И тут водитель подходит ко мне, настойчиво касается плеча: ваша остановка, мадам, просыпайтесь. Перепутал с кем-то, ясное дело, я ему свой билет до Менда показывала, но его ошибка оказалась последней каплей, я схватила сумку и пулей выскочила из автобуса, думая на бегу: вот и хорошо, вот и правильно, а Людке позвоню, скажу, не успела на пересадку, переночую в Клермон-Ферране, приеду завтра.

Пока я все это обдумывала, автобус уехал, и я осталась на площади. С одной стороны древние ворота, которые мне так приглянулись, с другой – бар «Le Diabolo», и так меня тронула эта наивная инфернальность, что я немедленно отправилась туда и потребовала чашку кофе, а пока мне его готовили, обнаружила, что на втором этаже, над баром, маленькая гостиница, я ее тут же про себя окрестила «У черта на рогах», и там, конечно же, нашлась свободная комната, и не одна. Марвежоль, мягко говоря, не туристическая мекка, и слава богу, такая красота должна оставаться в забвении, на радость редким знатокам и транзитным пассажирам вроде меня.
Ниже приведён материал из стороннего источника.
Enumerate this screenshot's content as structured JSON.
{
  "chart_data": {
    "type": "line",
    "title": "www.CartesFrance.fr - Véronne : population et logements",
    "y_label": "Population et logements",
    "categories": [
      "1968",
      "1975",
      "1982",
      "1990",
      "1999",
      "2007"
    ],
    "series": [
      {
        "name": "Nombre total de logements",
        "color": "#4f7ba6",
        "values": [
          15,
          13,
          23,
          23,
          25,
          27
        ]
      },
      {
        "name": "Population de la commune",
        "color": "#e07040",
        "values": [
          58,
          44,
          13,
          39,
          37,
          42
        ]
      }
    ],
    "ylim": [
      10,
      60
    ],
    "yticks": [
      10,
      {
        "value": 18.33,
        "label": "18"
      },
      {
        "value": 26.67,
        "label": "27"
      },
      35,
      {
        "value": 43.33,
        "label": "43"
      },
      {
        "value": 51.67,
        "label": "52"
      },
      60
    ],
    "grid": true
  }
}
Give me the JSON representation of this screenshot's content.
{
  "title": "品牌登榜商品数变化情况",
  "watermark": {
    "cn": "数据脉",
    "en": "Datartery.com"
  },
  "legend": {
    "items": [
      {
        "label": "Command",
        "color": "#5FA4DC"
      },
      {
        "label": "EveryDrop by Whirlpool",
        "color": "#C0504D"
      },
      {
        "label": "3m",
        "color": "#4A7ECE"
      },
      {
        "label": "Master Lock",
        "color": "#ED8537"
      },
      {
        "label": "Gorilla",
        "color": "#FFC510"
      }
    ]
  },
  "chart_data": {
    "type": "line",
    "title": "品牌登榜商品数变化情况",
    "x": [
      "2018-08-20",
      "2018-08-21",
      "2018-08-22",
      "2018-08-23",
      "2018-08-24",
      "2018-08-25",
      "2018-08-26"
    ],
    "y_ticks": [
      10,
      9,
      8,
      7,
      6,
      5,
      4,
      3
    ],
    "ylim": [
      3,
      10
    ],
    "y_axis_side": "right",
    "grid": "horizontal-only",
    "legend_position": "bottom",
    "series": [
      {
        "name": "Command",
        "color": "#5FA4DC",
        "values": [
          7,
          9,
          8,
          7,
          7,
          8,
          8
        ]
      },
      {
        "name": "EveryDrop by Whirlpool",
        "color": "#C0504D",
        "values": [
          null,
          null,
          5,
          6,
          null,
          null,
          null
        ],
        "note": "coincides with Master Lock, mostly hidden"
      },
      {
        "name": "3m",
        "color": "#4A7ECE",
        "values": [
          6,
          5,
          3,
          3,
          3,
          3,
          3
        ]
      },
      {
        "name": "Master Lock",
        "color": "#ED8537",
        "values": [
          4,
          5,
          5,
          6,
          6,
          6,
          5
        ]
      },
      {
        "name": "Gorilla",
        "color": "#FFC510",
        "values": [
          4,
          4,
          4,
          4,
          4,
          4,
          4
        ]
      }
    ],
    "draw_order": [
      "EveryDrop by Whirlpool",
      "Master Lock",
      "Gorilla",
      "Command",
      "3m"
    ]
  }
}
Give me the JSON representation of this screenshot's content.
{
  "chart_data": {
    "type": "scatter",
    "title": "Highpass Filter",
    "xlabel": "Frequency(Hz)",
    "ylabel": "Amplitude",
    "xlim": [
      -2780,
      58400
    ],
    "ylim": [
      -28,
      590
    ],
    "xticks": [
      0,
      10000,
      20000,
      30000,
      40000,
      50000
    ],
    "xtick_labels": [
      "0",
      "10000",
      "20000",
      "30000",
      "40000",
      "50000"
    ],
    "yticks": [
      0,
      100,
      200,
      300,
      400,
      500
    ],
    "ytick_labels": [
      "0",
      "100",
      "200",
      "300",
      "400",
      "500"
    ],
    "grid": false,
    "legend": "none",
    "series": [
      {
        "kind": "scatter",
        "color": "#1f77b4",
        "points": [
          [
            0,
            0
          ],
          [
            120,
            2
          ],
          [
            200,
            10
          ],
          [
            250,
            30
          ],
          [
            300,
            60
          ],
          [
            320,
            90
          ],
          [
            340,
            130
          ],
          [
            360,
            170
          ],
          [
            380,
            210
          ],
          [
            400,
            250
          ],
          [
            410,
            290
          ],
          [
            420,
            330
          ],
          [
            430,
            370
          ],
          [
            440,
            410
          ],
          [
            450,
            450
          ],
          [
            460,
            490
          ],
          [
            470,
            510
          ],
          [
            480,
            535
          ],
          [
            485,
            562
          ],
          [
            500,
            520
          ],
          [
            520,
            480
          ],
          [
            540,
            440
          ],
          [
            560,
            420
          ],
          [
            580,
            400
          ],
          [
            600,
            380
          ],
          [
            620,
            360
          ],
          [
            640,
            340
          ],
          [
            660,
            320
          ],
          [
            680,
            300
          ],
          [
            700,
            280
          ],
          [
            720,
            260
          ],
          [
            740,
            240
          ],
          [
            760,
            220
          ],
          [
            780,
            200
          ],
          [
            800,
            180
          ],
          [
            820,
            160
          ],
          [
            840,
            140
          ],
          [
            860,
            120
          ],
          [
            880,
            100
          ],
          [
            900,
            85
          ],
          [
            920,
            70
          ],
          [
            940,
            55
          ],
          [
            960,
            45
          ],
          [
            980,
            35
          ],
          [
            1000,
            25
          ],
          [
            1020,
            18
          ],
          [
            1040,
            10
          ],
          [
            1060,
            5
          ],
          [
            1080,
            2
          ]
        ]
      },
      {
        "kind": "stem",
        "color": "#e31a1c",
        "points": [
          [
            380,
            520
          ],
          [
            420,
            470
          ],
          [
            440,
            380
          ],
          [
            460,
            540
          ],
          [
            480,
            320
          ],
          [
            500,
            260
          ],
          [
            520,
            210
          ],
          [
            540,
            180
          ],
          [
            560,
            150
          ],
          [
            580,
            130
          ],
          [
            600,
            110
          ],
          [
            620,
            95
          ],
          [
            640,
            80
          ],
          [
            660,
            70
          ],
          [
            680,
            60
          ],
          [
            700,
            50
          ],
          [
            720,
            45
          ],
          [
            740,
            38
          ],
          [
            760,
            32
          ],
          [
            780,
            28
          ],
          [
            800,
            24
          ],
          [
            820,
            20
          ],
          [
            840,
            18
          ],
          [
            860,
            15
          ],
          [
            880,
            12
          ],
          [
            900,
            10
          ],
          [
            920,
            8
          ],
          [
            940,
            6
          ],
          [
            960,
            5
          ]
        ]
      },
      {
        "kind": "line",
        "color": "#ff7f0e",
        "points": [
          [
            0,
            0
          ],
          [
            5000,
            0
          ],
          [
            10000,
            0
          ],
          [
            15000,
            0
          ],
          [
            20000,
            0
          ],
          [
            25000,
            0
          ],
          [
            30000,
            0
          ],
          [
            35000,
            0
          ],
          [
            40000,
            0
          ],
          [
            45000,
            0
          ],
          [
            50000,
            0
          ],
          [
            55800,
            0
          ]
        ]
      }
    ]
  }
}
В общем, я бросила в номере сумку с компьютером, чтобы случайно не засесть за перевод в ближайшем кафе, это у меня, понимаешь, как нервный тик, и налегке поскакала на улицу. Вошла в те самые ворота, вдохнула, выдохнула и подумала, какой все-таки молодец водитель, что с кем-то меня перепутал, и какая молодец я, что не стала спорить и вышла. Потому что красота неописуемая; да, я знаю, такое можно о каждом втором маленьком французском городке сказать, но хуже от этого они не становятся.


Я, конечно, предполагала, что в вокресенье, во второй половине дня в городе будет не слишком людно. Но за первые полчаса я вообще никого не встретила, натурально, ни души. Правда, нашла целых два открытых кафе – ну как, открытых, двери-то нараспашку, а посетителей нет, и за стойкой почему-то никого, так что я не решилась войти, это как в чужой дом без хозяина… Ладно, неважно. Потому что в третьем по счету кафе был, можно сказать, аншлаг: за барной стойкой хмурый мужик со сросшимися бровями, при этом красивый – убиться можно. За столиком у входа скучает над растаявшим мороженым долговязая конопатая девица, с виду старшеклассница, а в уголке у окна примостилась старушка в сиреневой стеганой куртке, я только потом разглядела, что она азиатка – раскосая, желтолицая и древняя, как иероглифическая письменность. Когда я вошла, эти трое так на меня посмотрели, как будто я – панк с зелеными волосами и семью кольцами в носу. То есть, с веселым антропологическим любопытством – дескать, что за чудо такое к нам пожаловало? А какое из меня чудо. Тетка как тетка, в меру симпатичная, волосы собраны в хвост, джинсы, курточка – нас таких миллионы. Ну, правда, приезжая. Новенькая, то есть. Практически прекрасная незнакомка. Я решила, они поэтому так уставились, и расслабилась. Пусть себе таращатся, лишь бы накормили – да вот хоть мороженым. Потому что маковая росинка у меня во рту, конечно, с утра была. Но всего одна. И очень-очень давно.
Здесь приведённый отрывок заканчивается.